It is a tragedy that hardly a day goes by without reading a disturbing news story regarding the havoc caused by excessive consumption of alcohol in our country. Public brawls after a bout of heavy drinking seem to have become the norm in the North and there is an alarming rise in the number of alcohol-fueled rapes in Delhi,particularly in Gurgaon.
Even down South,where the populace is generally regarded as less macho and volatile,unrestricted access to alcohol in pubs in Chennai and Bangalore has led to the malaise of underage drinking. In Mumbai,virtually every day,drunk driving results in the senseless death of fellow passengers,pedestrians and people sleeping on the pavements. In Gujarat,a dry state,the parched locals drive down to the neighbouring Daman to wet their whistle and binge drink on cheap booze,causing mayhem on the highways during weekends. In the North East,alcoholism is becoming rampant,even among women,and is often a pathway to narcotic abuse.
Of course,this problem is not just restricted to the affluent or the middle class with their burgeoning disposable income. The poor often die or are maimed as a result of drinking illicit hooch made from rubber tyres and adulterated spirit. Families across all strata of society suffer beatings and financial ruin brought on by alcoholism.
It seems we Indians have a really hard time handling our alcohol and this menace is only getting exacerbated with the mushrooming of bars,night clubs and pubs in small towns across India. Big liquor companies,prohibited from advertising their products,are now the chief sponsors at fashion shows,art exhibitions,book launches and sporting events.

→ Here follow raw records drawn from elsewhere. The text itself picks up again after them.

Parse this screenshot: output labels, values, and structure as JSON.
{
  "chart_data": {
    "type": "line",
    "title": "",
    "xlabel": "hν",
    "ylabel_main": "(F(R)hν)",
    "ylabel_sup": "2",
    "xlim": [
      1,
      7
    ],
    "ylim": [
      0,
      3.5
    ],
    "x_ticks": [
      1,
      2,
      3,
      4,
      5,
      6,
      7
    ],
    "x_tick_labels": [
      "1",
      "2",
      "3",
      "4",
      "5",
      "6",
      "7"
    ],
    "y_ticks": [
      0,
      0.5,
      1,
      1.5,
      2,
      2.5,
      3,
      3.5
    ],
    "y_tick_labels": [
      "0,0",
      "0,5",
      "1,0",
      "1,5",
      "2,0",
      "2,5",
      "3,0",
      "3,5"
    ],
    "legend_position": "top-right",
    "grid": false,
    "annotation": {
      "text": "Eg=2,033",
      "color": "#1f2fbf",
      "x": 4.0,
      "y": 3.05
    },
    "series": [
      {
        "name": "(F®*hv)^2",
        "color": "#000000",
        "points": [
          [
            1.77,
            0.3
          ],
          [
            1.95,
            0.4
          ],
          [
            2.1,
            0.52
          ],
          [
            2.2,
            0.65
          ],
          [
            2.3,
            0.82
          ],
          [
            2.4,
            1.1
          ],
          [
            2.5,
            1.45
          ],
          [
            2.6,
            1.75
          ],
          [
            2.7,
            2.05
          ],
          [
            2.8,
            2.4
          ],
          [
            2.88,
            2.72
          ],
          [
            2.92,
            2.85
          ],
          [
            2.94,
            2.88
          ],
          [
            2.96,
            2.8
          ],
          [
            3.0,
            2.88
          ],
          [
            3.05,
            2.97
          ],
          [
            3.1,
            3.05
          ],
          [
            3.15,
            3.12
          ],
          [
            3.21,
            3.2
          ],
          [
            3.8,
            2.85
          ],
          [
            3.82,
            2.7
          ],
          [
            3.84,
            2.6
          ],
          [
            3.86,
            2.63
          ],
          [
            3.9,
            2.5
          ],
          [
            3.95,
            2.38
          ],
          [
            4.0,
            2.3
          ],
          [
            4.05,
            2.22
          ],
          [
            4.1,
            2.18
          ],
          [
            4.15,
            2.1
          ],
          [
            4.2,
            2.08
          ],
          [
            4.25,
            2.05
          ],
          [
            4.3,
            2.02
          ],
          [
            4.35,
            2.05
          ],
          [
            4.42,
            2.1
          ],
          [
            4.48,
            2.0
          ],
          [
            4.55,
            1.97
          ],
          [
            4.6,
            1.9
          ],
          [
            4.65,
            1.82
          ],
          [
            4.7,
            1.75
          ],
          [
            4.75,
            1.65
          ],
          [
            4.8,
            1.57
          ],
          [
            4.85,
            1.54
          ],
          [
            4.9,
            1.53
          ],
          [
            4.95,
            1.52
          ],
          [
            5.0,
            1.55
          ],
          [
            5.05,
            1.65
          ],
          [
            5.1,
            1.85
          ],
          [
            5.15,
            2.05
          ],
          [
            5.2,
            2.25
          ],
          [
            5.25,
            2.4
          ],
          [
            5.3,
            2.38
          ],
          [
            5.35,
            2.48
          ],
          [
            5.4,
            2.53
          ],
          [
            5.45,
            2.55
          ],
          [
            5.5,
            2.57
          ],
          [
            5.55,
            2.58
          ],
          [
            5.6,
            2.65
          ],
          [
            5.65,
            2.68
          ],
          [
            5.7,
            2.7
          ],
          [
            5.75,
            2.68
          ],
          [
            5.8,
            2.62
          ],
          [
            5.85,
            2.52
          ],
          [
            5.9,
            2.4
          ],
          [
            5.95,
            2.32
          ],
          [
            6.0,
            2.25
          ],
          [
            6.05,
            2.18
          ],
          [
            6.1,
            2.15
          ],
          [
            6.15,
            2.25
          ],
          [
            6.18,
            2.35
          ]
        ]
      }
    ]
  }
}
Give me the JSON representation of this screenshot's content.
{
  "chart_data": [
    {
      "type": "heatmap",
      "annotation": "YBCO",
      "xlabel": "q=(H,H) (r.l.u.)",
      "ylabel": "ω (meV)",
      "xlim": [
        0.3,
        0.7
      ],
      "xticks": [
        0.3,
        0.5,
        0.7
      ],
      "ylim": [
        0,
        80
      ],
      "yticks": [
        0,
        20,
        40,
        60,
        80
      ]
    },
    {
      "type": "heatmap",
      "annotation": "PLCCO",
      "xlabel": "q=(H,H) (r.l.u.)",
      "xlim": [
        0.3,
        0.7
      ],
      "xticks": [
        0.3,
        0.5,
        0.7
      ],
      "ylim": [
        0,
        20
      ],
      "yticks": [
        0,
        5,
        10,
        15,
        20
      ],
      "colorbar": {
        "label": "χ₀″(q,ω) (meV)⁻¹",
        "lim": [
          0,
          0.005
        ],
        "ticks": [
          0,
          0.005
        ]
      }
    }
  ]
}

Consumption of alcohol,once considered a taboo,is now regarded as a sign of freedom,modernity and progress. Efforts to curb excessive drinking have met with little success.
A few half-baked public service campaigns will not really deter tipplers from getting sloshed. In Mumbai,the government has taxed liquor heavily,which has resulted in the closing down of over a hundred bars this year. There is even regular police nakabandi on the streets,breathalyser checks and the fear of getting thrown into jail if caught driving drunk; but still alcohol related fatalities remain high.
The problem perhaps lies in the fact that the average Indian drinks primarily to get drunk. We still view alcohol as a means to getting smashed and not as something that ought to be imbibed and savoured in its self. The mystique of whiskey,the complexity of fine wine,the crispness of good vodka,the heady infusion of gin imbibing alcohol can be rewarding if you drink responsibly and know when to stop. As with most things in life,moderation is obviously the key.
Unfortunately,as far as drinking is concerned,we Indians are much like indigenously produced wine. We still need to mature.